Je le reçois comme le témoignage de l’amitié éternelle qui unit la France et le Québec.
Je le reçois comme la reconnaissance de la contribution de mon gouvernement à cette relation séculaire qui unit nos peuples, « nos peuples frères », comme vous le dites, Monsieur le Président, par-delà l’océan et les aléas de l’histoire.
Je le reçois au nom de tous les miens qui, avec courage et détermination, ont gardé vivantes la langue et la culture françaises en terre d’Amérique pendant 400 ans.
Je le reçois aussi avec le doux souvenir de mes premières découvertes de la France avec la famille de mon épouse Michèle. La famille Dionne et en particulier son père, le docteur Philippe Dionne, que je salue aujourd’hui, m’ont fait découvrir la France; le pays, son histoire, ses régions et ses accents.
Cette langue que le docteur Dionne aimait au point de consacrer ses heures de loisirs à la traduction en français d’ouvrages médicaux.
Ce pays où voyageait cette famille le plus souvent et le plus longtemps possible.
Je le reçois avec ce doux souvenir que je partage avec mon épouse Michèle et que je lègue à mes enfants Amélie, Antoine et Alexandra.
De la fondation de Québec, en 1608, à la fin du régime français, en 1760, c’est plus de 10 000 fils et filles de France qui se sont installés chez nous.
C’est dire combien ils ont dû être déterminés, nos ancêtres communs, farouches et ardents aussi pour peupler le Québec et conserver leur héritage.
Cela tient bien du prodige, Monsieur le Président, que nous soyons aujourd’hui côte à côte à parler français.
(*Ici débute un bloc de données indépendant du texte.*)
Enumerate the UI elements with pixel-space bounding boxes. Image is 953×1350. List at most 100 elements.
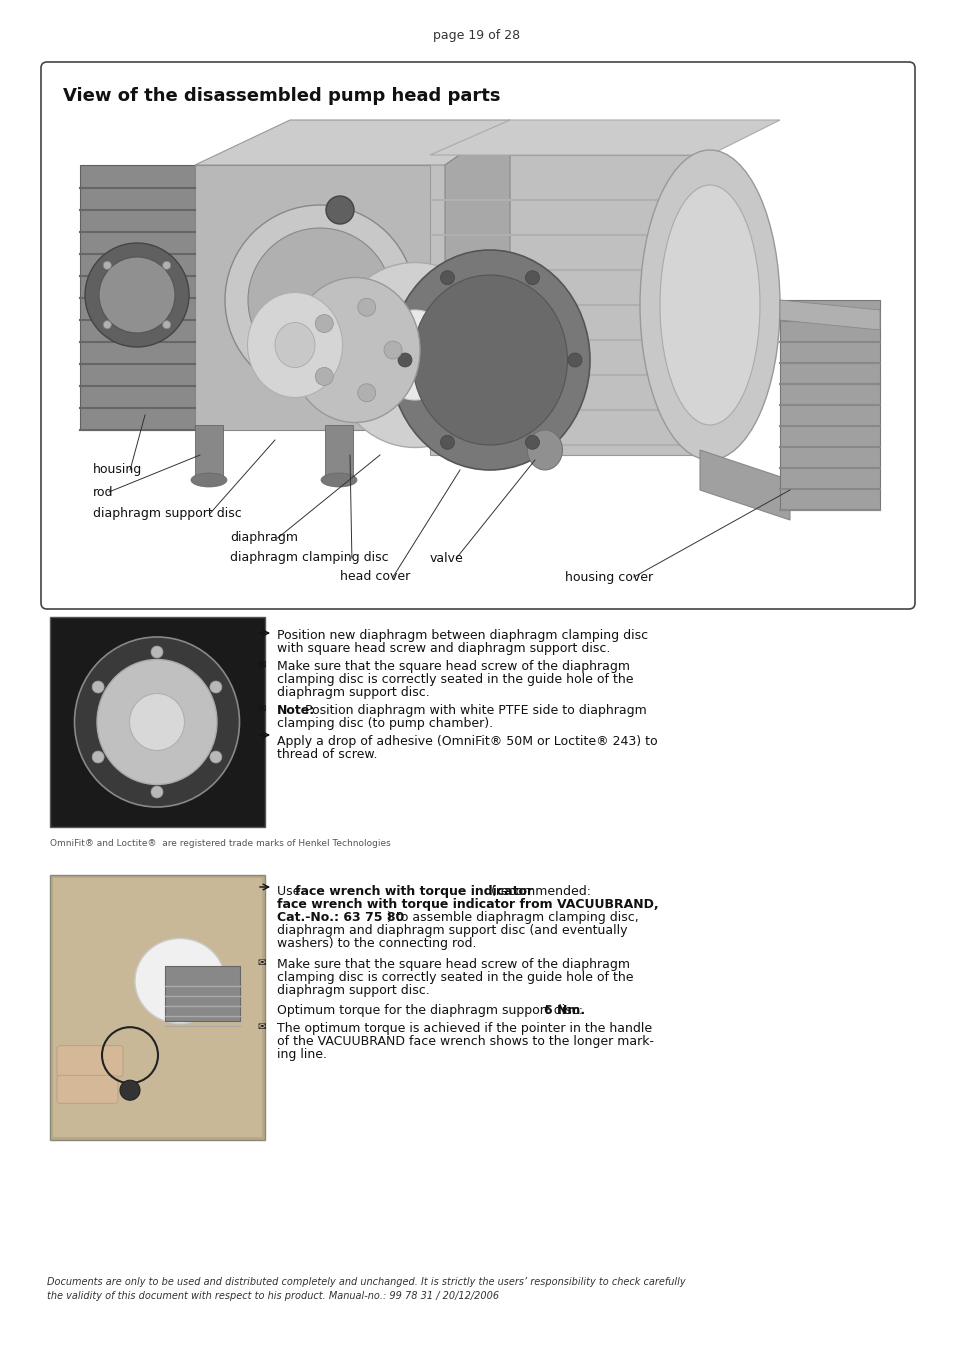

De Montesquieu, à Voltaire, à Choiseul, ils ont été nombreux, les intellectuels et les ministres qui ont encouragé les rois, surtout Louis XV, à renoncer au projet coûteux de la Nouvelle-France.
Voltaire en fera presque une croisade; il parlera de ce « pays couvert de neiges et de glaces huit mois dans l’année, habité par des barbares, des ours et des castors…».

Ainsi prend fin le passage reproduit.